When you go for surgery, ask a family member or friend to go with you. Even when you are going for pre-admission, it’s a good idea to have someone with you. They can listen and take notes for you — or do some of the walking if that’s what you need! Be sure to give your family or friend plenty of notice about your upcoming tests and surgery.
Make a list of all medicines you are taking and any allergies to medicine or food that you have. Take this list with you when you go to the hospital (for pre-admission and surgery) so you won’t forget anything when asked.
A few days before surgery, you will need to have certain tests and be “pre-admitted” to the hospital. This pre-admission visit can take several hours. Your surgeon’s office staff will tell you where to go and which tests you will need. If you have had any of these tests recently, tell your surgeon. A copy of your test results may do in place of retaking the tests. You may need:
- A chest x-ray to see how well your lungs are working.
- An electrocardiogram (EKG) that shows how your heart is working.
- Blood tests that show chemistry and blood counts.
- A urine analysis to show how your kidneys are working.
During pre-admission you will be asked:
- To fill out insurance forms or provide authorization forms from your insurance company;
be sure to bring your insurance card(s).
- If you brought lab test results, paperwork from the blood bank, or written orders from
- The name, address, and telephone number of someone to contact in case of an emergency.
- To list your medicines, including the dosage and when you take them.
- To list your food and drug allergies and how you react to each.
You will be told about your rights for advanced directives, which are your written directions for your care should you become unable to make decisions. If you have a living will and health care power-of-attorney, bring a copy of these with you. If you have any questions about advanced directives, ask to talk with a social worker.
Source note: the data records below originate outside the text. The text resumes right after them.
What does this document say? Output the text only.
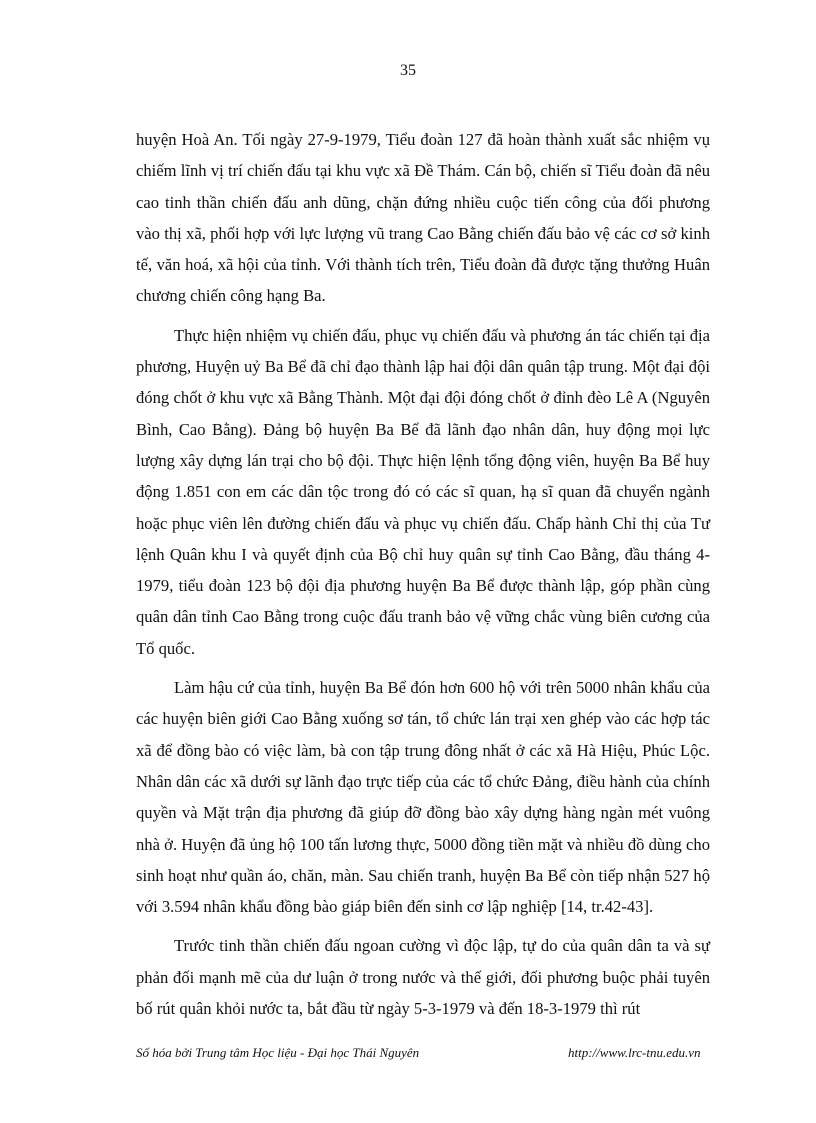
35

huyện Hoà An. Tối ngày 27-9-1979, Tiểu đoàn 127 đã hoàn thành xuất sắc nhiệm vụ chiếm lĩnh vị trí chiến đấu tại khu vực xã Đề Thám. Cán bộ, chiến sĩ Tiểu đoàn đã nêu cao tinh thần chiến đấu anh dũng, chặn đứng nhiều cuộc tiến công của đối phương vào thị xã, phối hợp với lực lượng vũ trang Cao Bằng chiến đấu bảo vệ các cơ sở kinh tế, văn hoá, xã hội của tỉnh. Với thành tích trên, Tiểu đoàn đã được tặng thưởng Huân chương chiến công hạng Ba.

Thực hiện nhiệm vụ chiến đấu, phục vụ chiến đấu và phương án tác chiến tại địa phương, Huyện uỷ Ba Bể đã chỉ đạo thành lập hai đội dân quân tập trung. Một đại đội đóng chốt ở khu vực xã Bằng Thành. Một đại đội đóng chốt ở đỉnh đèo Lê A (Nguyên Bình, Cao Bằng). Đảng bộ huyện Ba Bể đã lãnh đạo nhân dân, huy động mọi lực lượng xây dựng lán trại cho bộ đội. Thực hiện lệnh tổng động viên, huyện Ba Bể huy động 1.851 con em các dân tộc trong đó có các sĩ quan, hạ sĩ quan đã chuyển ngành hoặc phục viên lên đường chiến đấu và phục vụ chiến đấu. Chấp hành Chỉ thị của Tư lệnh Quân khu I và quyết định của Bộ chỉ huy quân sự tỉnh Cao Bằng, đầu tháng 4-1979, tiểu đoàn 123 bộ đội địa phương huyện Ba Bể được thành lập, góp phần cùng quân dân tỉnh Cao Bằng trong cuộc đấu tranh bảo vệ vững chắc vùng biên cương của Tổ quốc.

Làm hậu cứ của tỉnh, huyện Ba Bể đón hơn 600 hộ với trên 5000 nhân khẩu của các huyện biên giới Cao Bằng xuống sơ tán, tổ chức lán trại xen ghép vào các hợp tác xã để đồng bào có việc làm, bà con tập trung đông nhất ở các xã Hà Hiệu, Phúc Lộc. Nhân dân các xã dưới sự lãnh đạo trực tiếp của các tổ chức Đảng, điều hành của chính quyền và Mặt trận địa phương đã giúp đỡ đồng bào xây dựng hàng ngàn mét vuông nhà ở. Huyện đã ủng hộ 100 tấn lương thực, 5000 đồng tiền mặt và nhiều đồ dùng cho sinh hoạt như quần áo, chăn, màn. Sau chiến tranh, huyện Ba Bể còn tiếp nhận 527 hộ với 3.594 nhân khẩu đồng bào giáp biên đến sinh cơ lập nghiệp [14, tr.42-43].

Trước tinh thần chiến đấu ngoan cường vì độc lập, tự do của quân dân ta và sự phản đối mạnh mẽ của dư luận ở trong nước và thế giới, đối phương buộc phải tuyên bố rút quân khỏi nước ta, bắt đầu từ ngày 5-3-1979 và đến 18-3-1979 thì rút

Số hóa bởi Trung tâm Học liệu - Đại học Thái Nguyên	http://www.lrc-tnu.edu.vn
An anesthesiologist may talk with you during your pre-admission visit. She will ask about your past history with anesthesia and if you are allergic to any medicines. The anesthesiologist will explain the type of anesthesia that will be used during surgery. There are two methods of anesthesia normally used for this type of surgery. You will either be numb in a specific area (regional anesthesia) or completely asleep (general anesthesia). With regional anesthesia, a specific part of the body is numb — such as from the waist down. Regional anesthesia includes epidural anesthesia (medicine injected into your back) and spinal anesthesia (medicine is placed
in the spinal canal). With general anesthesia, you will be completely asleep during surgery. An anesthesiologist or nurse anesthetist will be present at all times during your surgery.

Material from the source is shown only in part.